On Friday 11 Jun 2021 at 08:59:25 (+0000), Quentin Perret wrote:
> On Thursday 10 Jun 2021 at 21:15:45 (+0200), Peter Zijlstra wrote:
> > On Thu, Jun 10, 2021 at 03:13:05PM +0000, Quentin Perret wrote:
> > > SCHED_FLAG_KEEP_PARAMS can be passed to sched_setattr to specify that
> > > the call must not touch scheduling parameters (nice or priority). This
> > > is particularly handy for uclamp when used in conjunction with
> > > SCHED_FLAG_KEEP_POLICY as that allows to issue a syscall that only
> > > impacts uclamp values.
> > >
> > > However, sched_setattr always checks whether the priorities and nice
> > > values passed in sched_attr are valid first, even if those never get
> > > used down the line. This is useless at best since userspace can
> > > trivially bypass this check to set the uclamp values by specifying low
> > > priorities. However, it is cumbersome to do so as there is no single
> > > expression of this that skips both RT and CFS checks at once. As such,
> > > userspace needs to query the task policy first with e.g. sched_getattr
> > > and then set sched_attr.sched_priority accordingly. This is racy and
> > > slower than a single call.
> > >
> > > As the priority and nice checks are useless when SCHED_FLAG_KEEP_PARAMS
> > > is specified, simply inherit them in this case to match the policy
> > > inheritance of SCHED_FLAG_KEEP_POLICY.
> > >
> > > Reported-by: Wei Wang <[email protected]>
> > > Signed-off-by: Quentin Perret <[email protected]>
> > > ---
> > > kernel/sched/core.c | 4 ++++
> > > 1 file changed, 4 insertions(+)
> > >
> > > diff --git a/kernel/sched/core.c b/kernel/sched/core.c
> > > index 3b213402798e..1d4aedbbcf96 100644
> > > --- a/kernel/sched/core.c
> > > +++ b/kernel/sched/core.c
> > > @@ -6585,6 +6585,10 @@ SYSCALL_DEFINE3(sched_setattr, pid_t, pid, struct sched_attr __user *, uattr,
> > > rcu_read_unlock();
> > >
> > > if (likely(p)) {
> > > + if (attr.sched_flags & SCHED_FLAG_KEEP_PARAMS) {
> > > + attr.sched_priority = p->rt_priority;
> > > + attr.sched_nice = task_nice(p);
> > > + }
> > > retval = sched_setattr(p, &attr);
> > > put_task_struct(p);
> > > }
> >
> > I don't like this much... afaict the KEEP_PARAMS clause in
> > __setscheduler() also covers the DL params, and you 'forgot' to copy
> > those.
> >
> > Can't we short circuit the validation logic?
>
> I think we can but I didn't like the look of it, because we end up
> sprinkling checks all over the place.
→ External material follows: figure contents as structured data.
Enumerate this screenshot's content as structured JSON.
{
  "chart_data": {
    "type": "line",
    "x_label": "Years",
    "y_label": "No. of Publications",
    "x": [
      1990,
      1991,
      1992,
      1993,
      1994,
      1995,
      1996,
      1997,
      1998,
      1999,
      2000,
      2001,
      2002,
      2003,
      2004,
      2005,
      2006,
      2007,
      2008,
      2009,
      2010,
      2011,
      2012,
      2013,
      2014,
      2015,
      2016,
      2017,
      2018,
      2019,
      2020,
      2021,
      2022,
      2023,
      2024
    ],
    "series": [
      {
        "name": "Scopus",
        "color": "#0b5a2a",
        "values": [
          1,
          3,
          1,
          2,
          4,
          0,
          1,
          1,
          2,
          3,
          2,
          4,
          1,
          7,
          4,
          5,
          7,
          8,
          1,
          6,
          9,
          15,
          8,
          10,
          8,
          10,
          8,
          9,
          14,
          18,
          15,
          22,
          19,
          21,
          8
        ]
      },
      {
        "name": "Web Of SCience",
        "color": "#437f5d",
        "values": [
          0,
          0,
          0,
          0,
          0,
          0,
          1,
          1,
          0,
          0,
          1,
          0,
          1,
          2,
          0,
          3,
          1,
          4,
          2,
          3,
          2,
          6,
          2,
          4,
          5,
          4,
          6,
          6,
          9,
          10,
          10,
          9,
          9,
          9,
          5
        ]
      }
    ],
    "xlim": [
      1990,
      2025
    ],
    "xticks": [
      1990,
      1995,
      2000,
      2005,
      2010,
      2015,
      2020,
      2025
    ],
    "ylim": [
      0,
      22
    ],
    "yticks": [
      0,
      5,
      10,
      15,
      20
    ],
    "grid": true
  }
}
KEEP_PARAMS doesn't imply
> KEEP_POLICY IIUC, and the policy and params checks are all mixed up.
>
> But maybe that wants fixing too? I guess it could make sense to switch
> policies without touching the params in some cases (e.g switching
> between FIFO and RR, or BATCH and NORMAL), but I'm not sure what that
> would mean for cross-sched_class transitions.

Aha, policy transitions are actually blocked in __setscheduler if
KEEP_PARAMS is set, so KEEP_PARAMS does imply KEEP_POLICY. So skipping
the checks might not be too bad, I'll have a go at it.